Welcome to notes connected to the families of Carrington, Daugherty, DeLong, Pepper, Wilson, Bartholomew & Enke. This blogsite is an offshoot of Prairie Roots - a quarterly family newsletter sent to 120 households by Judy Hostvet Paulson.

Tuesday, March 10, 2009

Tuttles in Carrington History - Part 4



The Tuttle family is simply too fascinating to at least do a general run-through of, without interruptions.

With a bit of help from the Family Tree program, I've found out that Jonathan Edwards is my 2nd cousin 8 x removed. That's him in the above picture. His father, Timothy Edwards, is the nephew of my 8th great grandfather, John Tuttle. Lucius Carrington is the 5th great grandson of John.

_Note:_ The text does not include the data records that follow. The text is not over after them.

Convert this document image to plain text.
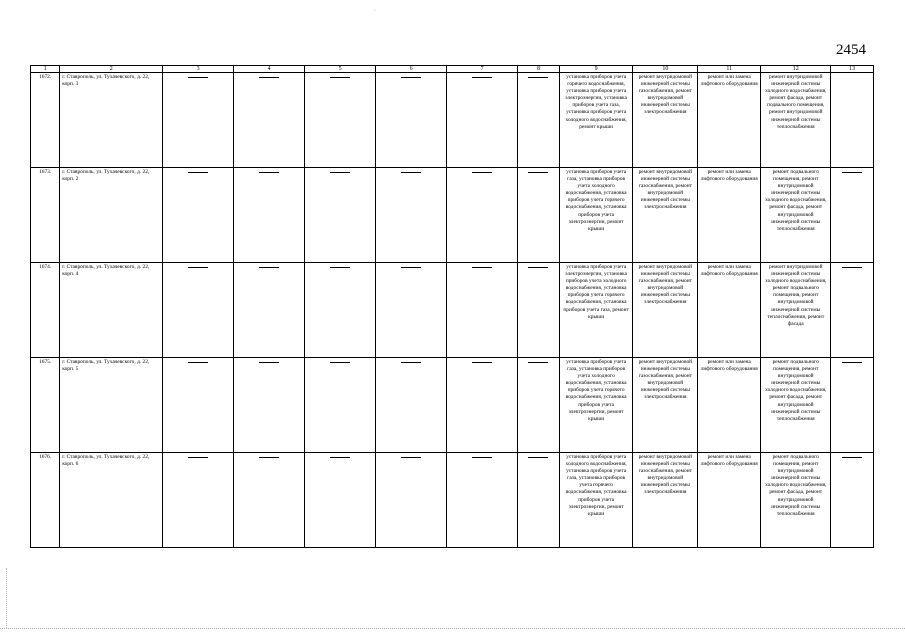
·
2454
1	2	3	4	5	6	7	8	9	10	11	12	13
1672.	г. Ставрополь, ул. Тухачевского, д. 22, корп. 3							установка приборов учета горячего водоснабжения, установка приборов учета электроэнергии, установка приборов учета газа, установка приборов учета холодного водоснабжения, ремонт крыши	ремонт внутридомовой инженерной системы газоснабжения, ремонт внутридомовой инженерной системы электроснабжения	ремонт или замена лифтового оборудования	ремонт внутридомовой инженерной системы холодного водоснабжения, ремонт фасада, ремонт подвального помещения, ремонт внутридомовой инженерной системы теплоснабжения	
1673.	г. Ставрополь, ул. Тухачевского, д. 22, корп. 2							установка приборов учета газа, установка приборов учета холодного водоснабжения, установка приборов учета горячего водоснабжения, установка приборов учета электроэнергии, ремонт крыши	ремонт внутридомовой инженерной системы газоснабжения, ремонт внутридомовой инженерной системы электроснабжения	ремонт или замена лифтового оборудования	ремонт подвального помещения, ремонт внутридомовой инженерной системы холодного водоснабжения, ремонт фасада, ремонт внутридомовой инженерной системы теплоснабжения	
1674.	г. Ставрополь, ул. Тухачевского, д. 22, корп. 4							установка приборов учета электроэнергии, установка приборов учета холодного водоснабжения, установка приборов учета горячего водоснабжения, установка приборов учета газа, ремонт крыши	ремонт внутридомовой инженерной системы газоснабжения, ремонт внутридомовой инженерной системы электроснабжения	ремонт или замена лифтового оборудования	ремонт внутридомовой инженерной системы холодного водоснабжения, ремонт подвального помещения, ремонт внутридомовой инженерной системы теплоснабжения, ремонт фасада	
1675.	г. Ставрополь, ул. Тухачевского, д. 22, корп. 5							установка приборов учета газа, установка приборов учета холодного водоснабжения, установка приборов учета горячего водоснабжения, установка приборов учета электроэнергии, ремонт крыши	ремонт внутридомовой инженерной системы газоснабжения, ремонт внутридомовой инженерной системы электроснабжения	ремонт или замена лифтового оборудования	ремонт подвального помещения, ремонт внутридомовой инженерной системы холодного водоснабжения, ремонт фасада, ремонт внутридомовой инженерной системы теплоснабжения	
1676.	г. Ставрополь, ул. Тухачевского, д. 22, корп. 6							установка приборов учета холодного водоснабжения, установка приборов учета газа, установка приборов учета горячего водоснабжения, установка приборов учета электроэнергии, ремонт крыши	ремонт внутридомовой инженерной системы газоснабжения, ремонт внутридомовой инженерной системы электроснабжения	ремонт или замена лифтового оборудования	ремонт подвального помещения, ремонт внутридомовой инженерной системы холодного водоснабжения, ремонт фасада, ремонт внутридомовой инженерной системы теплоснабжения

Jonathan Edwards was born 1703 and died March 28, 1758. He married Sarah Pierpont. The Encyclopedia Britannica describes him as "the most distinguished metaphysician and divine of America." John Fisk says; "Jonathan Edwards was one of the wonders of the world, probably the greatest intelligence that the Western Hemisphere had yet seen." He was capable in his sermons of producing "so great pain to the quick sensibilities of his hearers that during his discourses the house would be filled with weeping and wailing auditors; on one occasion another minister present is said to have cried out in his agony, 'Oh! Mr. Edwards! Is God not a God of mercy?'

This celebrated preacher succeeded his son-in-law, the elder Aaron Burr, as President of Princeton College. Mr. Edwards held the position scarcely a month, dying while undergoing innoculation for the smallpox. His descendents went on to become influential ministers, college presidents, financiers, surgeons and judges. Jonathan's grandson was Aaron Burr, the Vice President under Jefferson.

It was Jonathan's daughter Esther that married Rev. Aaron Burr, Sr. "She exceeded most of her sex," writers of the period testify, "in beauty of her person as well as her behaviour and conversation...Her genius was more than common...She possessed an uncommon degree of wit and vivacity, which yet was consistent with pleasanness and good nature...In short, she seemed to please one of Dr. Burr's tastes in character, in whom she was exceedingly happy. Her religion did not cast a loom over her mind and made her cheerful and happy, and rendered the thought of death transporting." She died of smallpox (1758) soon after her husband's death, leaving two young orphans, Aaron and Sally Burr...my 4th cousins 6x removed.

Esther's brother Timothy was only twenty years old when their parents both died, and he became, as the eldest son, the guardian and head of a family of eight, half of them under sixteen, among them Pierpont Edwards, aged five, and Aaron Burr, his nephew, aged two. He married within two years and began to have a family of his own. Timothy became a judege and one of the conspicuous figures in Edward Bellamy's Novel The Duke of Stockbridge. Fascinating!

I need to end with a quote concerning the youngest child of Rev. Jonathan Edwards, Pierpont. "Pierpont Edwards became a brilliant, eccentric, and licentious Connecticut lawyer and jurist, a rank prototype of talented immorality which was only too closely imitated by his nephew, Aaron Burr, with whom he was at one time quite intimate."